The current release is working, but not completely finished or polished. All the information is there and the basics work, you can register and add, edit and delete bookmarks with tags. It is even possible to import bookmark files from your browser to give you a head start. There might be some minor bugs, I’m still testing and debugging but it is good enough to release it publicly.

Still to do:

  • export functionality (will time out because of the time limit for lambda functions, need to implement a background process for this)
  • deleting user accounts (same problem, time limit if you have a large amount of bookmarks)

Chalice development and deployments

I’ve been playing with AWS Chalice and rebuilding a bookmarking web app I had earlier witten in PHP Laravel. I wanted to learn serverless development and this looked liked the simplest route to get started using a known language Python. I also thrown in some LLM support, by using the free version of ChatGPT, as an assistent in learning the new environment.

Developing and running it locally was easy, there is a docker image available for having your own DynamoDB for a backend database and a simple install of Chalice. The hard part was when development was finished to get it running on the actual AWS infrastructure. It all looked fairly easy but then the errors start appearing. I’m documenting my findings here so others will find the working solution easier then I did.

First error I ran into is that because I develop on an M1 Mac, everything was based on the ARM architecture, and there is no feature yet in Chalice to deploy to the ARM AWS infra. It just defaults everything to the X86 infrasturcure. There is a feature request to handle this but it looks like development on Chalice has slowed down. Quick thinking was that my Mac supports X86 with Rosetta2 and I would just need to spin up an X86 Ubuntu VM to build the Chalice package. Next issue, Multipass does not support this yet. Luckily I found OrbStack where the architecture of your VM is selectable, downside is you can’t set the amount of CPU or memory per VM. It does support cloud-init, just like Multipass so my setup scripts are re-usable.

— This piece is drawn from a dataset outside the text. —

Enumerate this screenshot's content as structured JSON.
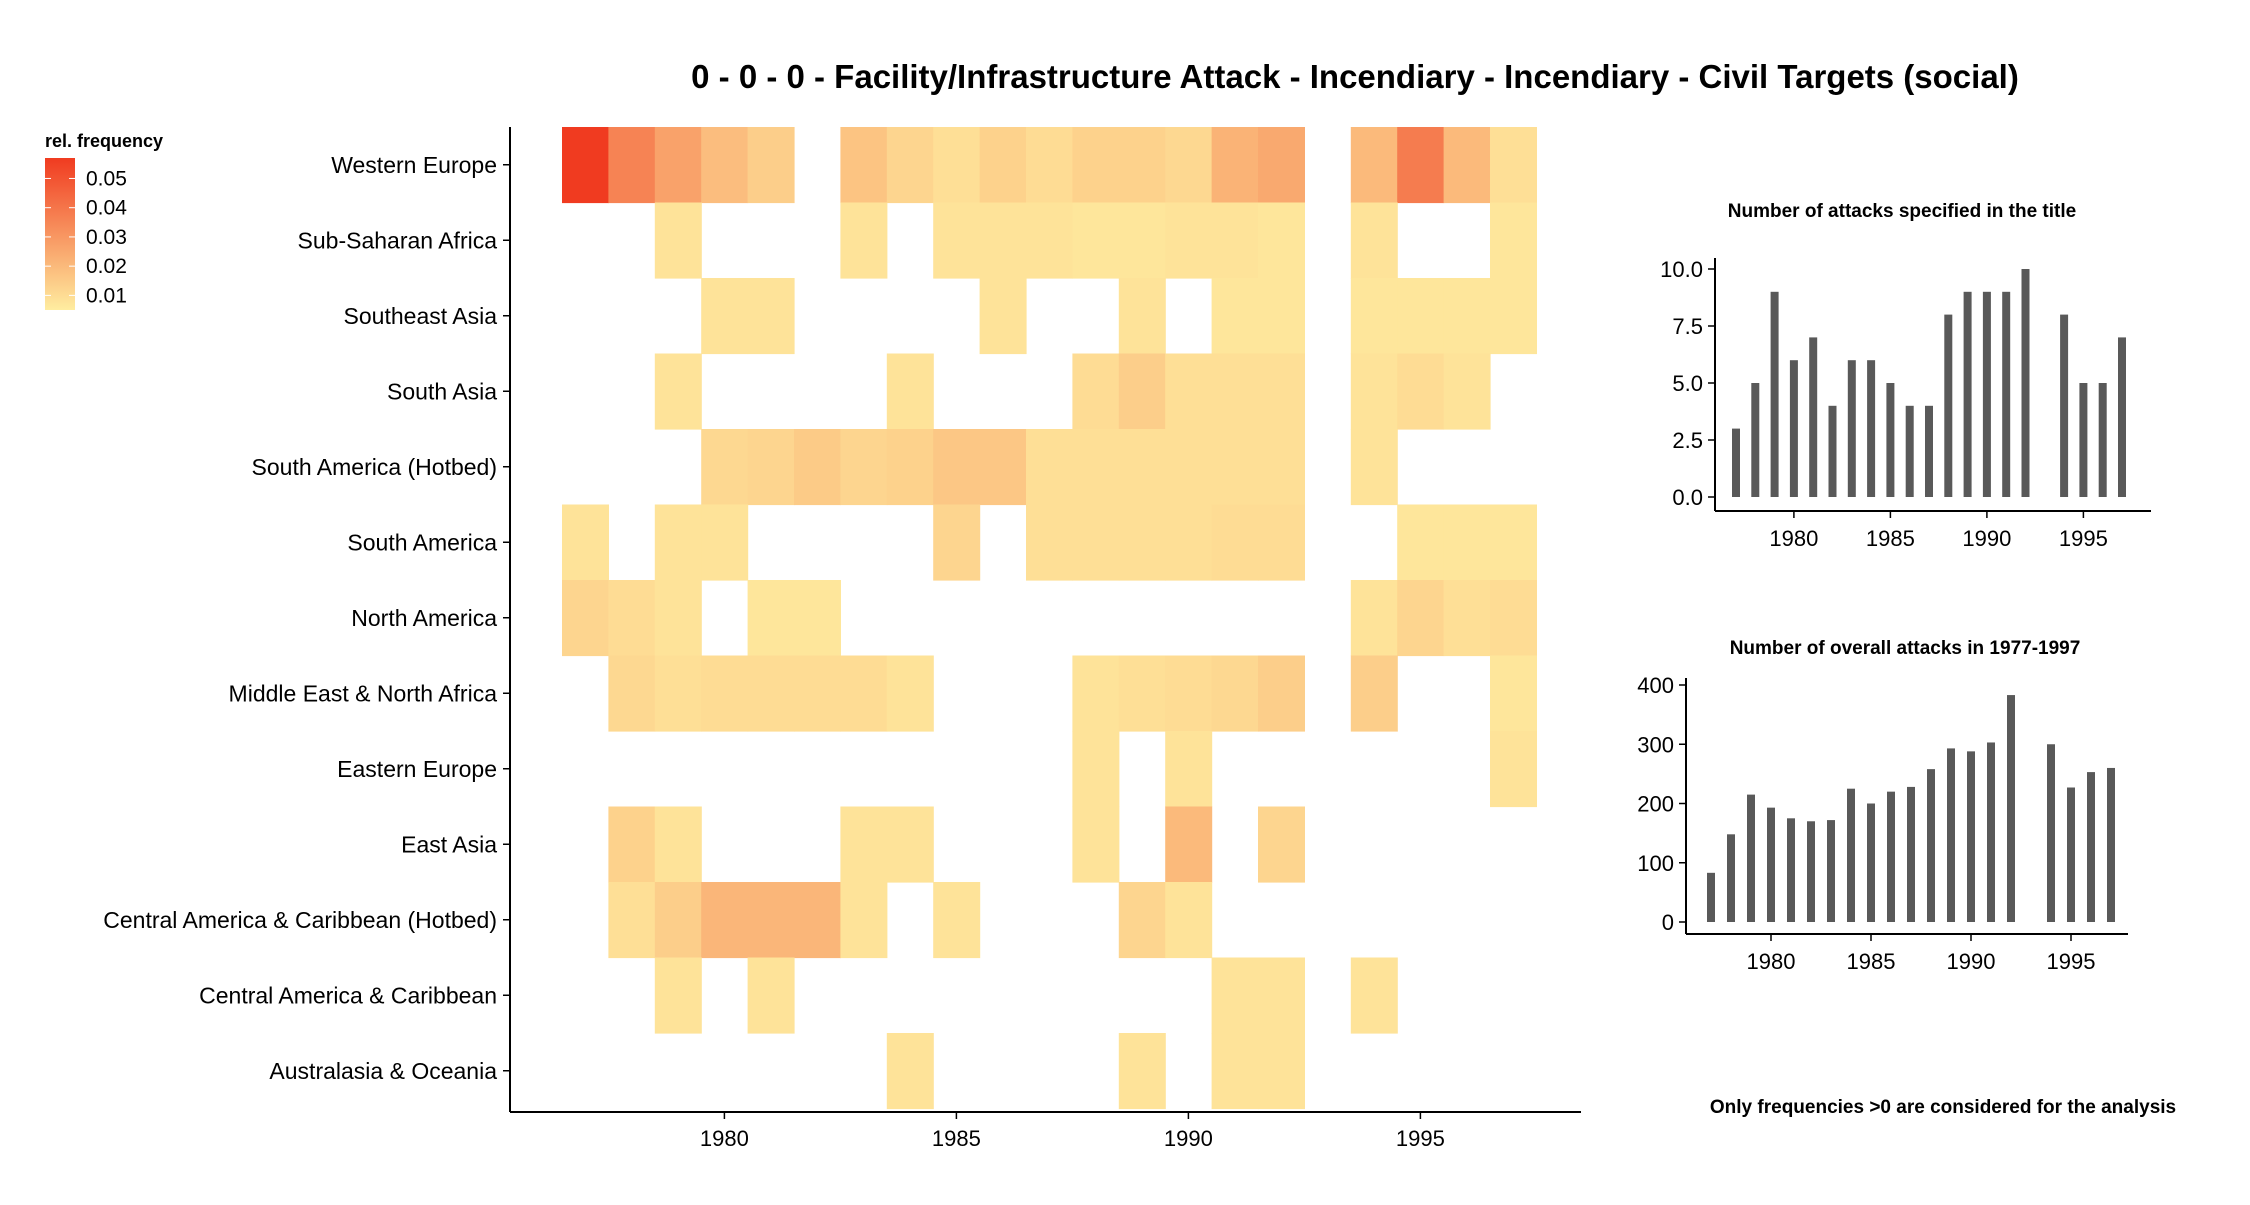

Second error, permissioning. Chalice, by default, creates the roles it needs to execute the lambda functions. However it leaves out the access rights for the DynamoDB table I needed. ChatGPT went off the rails here by proposing several different suggestions, which followed after I responded that the solution didn’t work. First I had to include a policy.json in the root of the project, next solution was to include the policy in the config.json which also didn’t work. A classic search showed me this and this article which showed me how it is done. First in your config.json add "autogen_policy": false in the required stage and then create a policy-stage.json with the details in the .chalice directory. Later I found the official documentation which described the same solution.

A related problem was using different AWS Access Keys for each stage of development, so using different identities for dev, acceptance and production. Again ChatGPT gave different answers depending on the question but eventually found a solution that worked. You store your credentials in ~/.aws where you have two files: config for your region and credentials for your acces and secret key combo’s. For the credentials it is straightforward just use [stage] to define the applicable stage but for config it is different and you should use [profile stage]. See the following example for credentials:

[default]
aws_access_key_id = yourkey
aws_secret_access_key = yoursecret
[acceptance]
aws_access_key_id = yourkey
aws_secret_access_key = yoursecret

and this for config:

[default]
region = eu-west-1
[profile acceptance]
region = eu-west-1

Third and last error, packaging static files. As I’m using jinja templates to create the webpages in Python, they need to be included in the packaging for deployment. Again ChatGPT gave non-working solutions and the web had no definite answer as well. Some indicate using the vendor directory where you can store specific non standard python packages, other specify using the chalicelib directory .
The official documentation is not quite clear on the route. I’m currently using the vendor route but will try the chalicelib option as well.